By Communications staff, College of Arts and Sciences
Jordan Thompson, PhD candidate in the Department of Anthropology, won the R.E. Taylor Poster Award at the 2026 Annual Meeting of the Society for American Archaeology. The award acknowledges innovative student contributions to archaeological research through the use of scientific methods, and has enhanced the careers of prominent young scholars and professionals for more than two decades.
Thompson was awarded the R.E. Taylor Poster Award for “Reexamining the Weitas Creek Site (10CW30): An Early Nimiipuu Hunting Camp”, a reanalysis of the site through conventional archaeological methods and a collaborative, community-engaged framework.
“Our fieldwork has demonstrated that the North Fork of the Clearwater River was occupied repeatedly throughout the early Holocene, supported by dates of 12,000-10,000 years ago associated with early stone technology,” said Thompson. “It indicates that people had a deep-time knowledge of the landscape and resources in the region, demonstrating a strong connection to the Bitterroot Mountain uplands from the earliest occupations, and that the traditional seasonal subsistence cycle of the Plateau peoples existed from a very early time period.”

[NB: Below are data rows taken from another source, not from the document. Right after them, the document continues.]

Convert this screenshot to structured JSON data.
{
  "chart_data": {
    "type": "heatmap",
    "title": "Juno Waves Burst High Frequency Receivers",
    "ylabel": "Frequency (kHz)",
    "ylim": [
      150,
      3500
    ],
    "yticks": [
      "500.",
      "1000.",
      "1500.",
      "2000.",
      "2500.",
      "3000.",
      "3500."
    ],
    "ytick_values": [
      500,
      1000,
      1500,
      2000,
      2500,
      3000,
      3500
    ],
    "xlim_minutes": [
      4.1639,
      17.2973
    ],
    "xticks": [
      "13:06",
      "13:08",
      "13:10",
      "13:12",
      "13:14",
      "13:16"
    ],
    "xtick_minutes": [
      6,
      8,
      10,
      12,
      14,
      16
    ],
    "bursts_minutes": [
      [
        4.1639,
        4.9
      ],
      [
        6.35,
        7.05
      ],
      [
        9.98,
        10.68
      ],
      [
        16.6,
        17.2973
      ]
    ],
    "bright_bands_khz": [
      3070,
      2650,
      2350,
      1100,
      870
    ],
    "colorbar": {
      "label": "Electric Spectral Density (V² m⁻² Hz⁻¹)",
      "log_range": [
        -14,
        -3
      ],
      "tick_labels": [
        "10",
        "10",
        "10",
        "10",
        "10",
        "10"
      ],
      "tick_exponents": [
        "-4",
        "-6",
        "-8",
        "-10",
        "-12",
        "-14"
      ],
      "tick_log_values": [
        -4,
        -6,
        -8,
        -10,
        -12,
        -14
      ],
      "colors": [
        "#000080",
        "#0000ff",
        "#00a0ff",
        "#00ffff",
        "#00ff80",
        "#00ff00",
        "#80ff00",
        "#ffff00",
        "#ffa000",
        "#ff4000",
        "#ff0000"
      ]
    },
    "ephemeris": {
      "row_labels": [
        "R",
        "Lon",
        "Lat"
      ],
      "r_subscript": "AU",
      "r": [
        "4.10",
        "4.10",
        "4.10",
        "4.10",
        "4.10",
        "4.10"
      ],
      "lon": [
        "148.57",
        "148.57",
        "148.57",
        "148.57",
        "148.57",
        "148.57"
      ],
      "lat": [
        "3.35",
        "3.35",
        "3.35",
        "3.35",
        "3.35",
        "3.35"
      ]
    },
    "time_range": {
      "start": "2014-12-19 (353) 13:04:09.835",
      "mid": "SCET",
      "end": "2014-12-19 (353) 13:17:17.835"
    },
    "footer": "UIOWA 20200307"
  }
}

Thompson is working on several papers based on her dissertation and associated research, addressing topics like technological organization, raw material sourcing, and ethnogeological approaches to archaeology.
“My goal is to contribute to a more collaborative and inclusive model of archaeological practice, one that combines rigorous scientific research with ethical community engagement,” said Thompson. “By integrating Indigenous perspectives and Ways of Knowing, this work represents not only a methodological contribution to archaeology, but also an effort to rethink how archaeological interpretations are constructed through collaborative and community-engaged approaches.”
Congratulations on the accomplishment, Jordan!